In this newest AfterPay Insights blog, we look at the inflow into e-commerce in March. Do Dutch, German and Norwegian consumers continue to shift their purchases from brick-and-mortar stores to online channels? What does the development look like for Light, Medium and Heavy Shoppers? We answer these questions using two key metrics: the number of online purchases and the online share of consumers’ total spend. While the purchase volume metric is relatively volatile and sensitive to seasonal changes, the online share of total spend metric is more stable and reflects consumers’ online loyalty.
In our previous blog post about the inflow to e-commerce in February, we saw that 79% of Dutch, 81% of German and 72% of Norwegian consumers shopped online. In March we see these percentages drop. Particularly the ‘Heavy Online Shopper’ segment (5+ online purchases every two weeks) significantly decreases in size - this is the case in the Netherlands, Germany and Norway. After an unparalleled peak season – nd tightened lockdown restrictions - in October, November and December – it is likely that this reduction in online purchases in Q1 2021 is seasonal. At the same time, we clearly see that, while the amount of online purchases decreases due to seasonality, consumers’ share of spend online remains strong. This again confirms that consumers’ loyalty to online channels is high, as we state in earlier analyses on this blog.
Interestingly, loyalty does not only grow among Heavy Online Shoppers but also Light and Medium Online Shoppers so across the entire breadth of the online consumer base. We can conclude that existing shopping behavior is being reinforced: once consumers start shopping online and make repeated purchases, they are more likely to do so more often. This once again confirms the importance of stimulating retention for merchants: making a repeat purchase increases the chance that consumers will return in the future. We will talk more about the relationship between loyalty and shopping frequency soon - stay tuned!
E-commerce growth in the Netherlands reduces to +39% in March 2021 (from +70% in February). Reasons for this decrease are existing online shoppers buying less, particularly the Heavy Online Shopper segment that reduces from 18% to 13% in combination with a decreased overall online shopper base (72% in March compared to 79% in February).
But consumers’ online share of total spend reveals a slightly different picture. In September, 39% of Dutch consumers’ total spend was conducted online (with the remaining 61% of spend being conducted in brick-and-mortar stores). And consumers’ share of spend online increases gradually up until January 2021, where after it stays stable at about 50%. So we can conclude that even though online purchase volumes declined in March, Dutch consumers’ loyalty to online stays strong.

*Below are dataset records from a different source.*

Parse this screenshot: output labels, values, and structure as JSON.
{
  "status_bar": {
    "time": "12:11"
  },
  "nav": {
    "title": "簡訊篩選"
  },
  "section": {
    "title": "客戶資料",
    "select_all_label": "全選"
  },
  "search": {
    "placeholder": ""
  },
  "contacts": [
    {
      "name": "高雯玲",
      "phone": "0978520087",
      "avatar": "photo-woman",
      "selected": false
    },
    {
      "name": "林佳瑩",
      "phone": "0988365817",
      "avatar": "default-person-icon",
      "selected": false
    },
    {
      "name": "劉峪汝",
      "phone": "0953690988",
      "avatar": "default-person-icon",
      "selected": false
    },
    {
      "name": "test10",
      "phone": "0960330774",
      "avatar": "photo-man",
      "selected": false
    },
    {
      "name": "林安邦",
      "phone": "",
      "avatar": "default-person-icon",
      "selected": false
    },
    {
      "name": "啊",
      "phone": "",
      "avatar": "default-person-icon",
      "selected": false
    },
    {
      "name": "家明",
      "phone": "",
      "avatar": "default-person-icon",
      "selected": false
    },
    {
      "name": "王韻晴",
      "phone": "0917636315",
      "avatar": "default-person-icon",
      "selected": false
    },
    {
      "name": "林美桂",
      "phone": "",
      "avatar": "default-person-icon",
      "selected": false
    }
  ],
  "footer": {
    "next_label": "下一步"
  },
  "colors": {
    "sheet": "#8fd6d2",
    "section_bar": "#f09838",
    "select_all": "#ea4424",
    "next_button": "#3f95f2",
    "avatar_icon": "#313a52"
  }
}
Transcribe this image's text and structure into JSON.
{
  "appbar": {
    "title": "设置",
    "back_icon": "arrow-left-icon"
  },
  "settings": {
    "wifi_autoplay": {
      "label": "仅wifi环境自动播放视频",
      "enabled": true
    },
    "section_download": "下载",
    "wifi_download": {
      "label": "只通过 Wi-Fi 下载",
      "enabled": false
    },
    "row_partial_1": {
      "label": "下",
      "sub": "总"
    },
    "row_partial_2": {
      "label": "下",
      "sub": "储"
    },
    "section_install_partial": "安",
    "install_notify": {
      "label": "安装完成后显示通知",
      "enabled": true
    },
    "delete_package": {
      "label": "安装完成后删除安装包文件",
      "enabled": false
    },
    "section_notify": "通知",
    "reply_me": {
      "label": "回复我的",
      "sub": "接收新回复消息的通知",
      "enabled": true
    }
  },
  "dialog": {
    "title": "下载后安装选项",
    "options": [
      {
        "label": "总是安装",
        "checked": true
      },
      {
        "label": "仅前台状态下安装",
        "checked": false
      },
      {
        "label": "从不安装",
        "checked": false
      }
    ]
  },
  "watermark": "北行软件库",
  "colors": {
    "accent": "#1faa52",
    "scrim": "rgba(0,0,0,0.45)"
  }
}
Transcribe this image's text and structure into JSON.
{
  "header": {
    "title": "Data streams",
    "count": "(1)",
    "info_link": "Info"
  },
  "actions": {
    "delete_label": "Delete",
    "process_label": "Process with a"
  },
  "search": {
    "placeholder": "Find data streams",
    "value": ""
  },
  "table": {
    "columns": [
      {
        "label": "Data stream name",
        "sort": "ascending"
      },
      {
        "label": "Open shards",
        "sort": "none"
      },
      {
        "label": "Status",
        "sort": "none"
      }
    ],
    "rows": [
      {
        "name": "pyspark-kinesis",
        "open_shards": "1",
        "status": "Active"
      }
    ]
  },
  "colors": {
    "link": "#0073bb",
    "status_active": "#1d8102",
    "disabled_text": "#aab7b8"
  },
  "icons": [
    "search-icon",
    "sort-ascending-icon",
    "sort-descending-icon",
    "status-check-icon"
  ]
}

In Germany, we see e-commerce growth reduce to +27% in March (compared to +37% in February). Like in the Netherlands, the main driving force for this development is existing online shoppers buying less than the Heavy Online Shopper segment declines from 17% in February to 14% in March). During this period the German online shopper base stays relatively intact: 8 out of 10 German consumers make at least one online monthly purchase in March.
And in line with the findings in the Netherlands, looking at the development of online purchases in comparison to consumers’ online share of total spend adds an essential perspective here. In September, 42% of German consumers’ total spend is conducted online (and 58% is conducted in brick-and-mortar stores). And consumers’ share of spend online gradually increases up until February 2021: consumers online share of spend remains virtually unchanged at 49%: German consumers’ loyalty to the online channel stays strong.
Just like in the Netherlands and Germany, we see a decline in online purchases in Norway in March. E-commerce growth falls back to +37% in March (compared to +55% in February). And also in Norway the driving force behind this development is that existing online shoppers buy less (Heavy Online Shoppers decline from 10% in February to 8% in March). In addition, the online shopper base decreases from 72% of consumers to 68% in March.
But although online purchase volumes decline in Norway during Q1, we see that consumers’ online loyalty continues to stay stable and strong. In September, 31% of Norwegian consumers’ total spend is conducted online (with the remaining 69% spent making purchases in brick-and-mortar stores). The share of online spend peaks in January at 37% and is by March at 35% (up +4 pct points since September).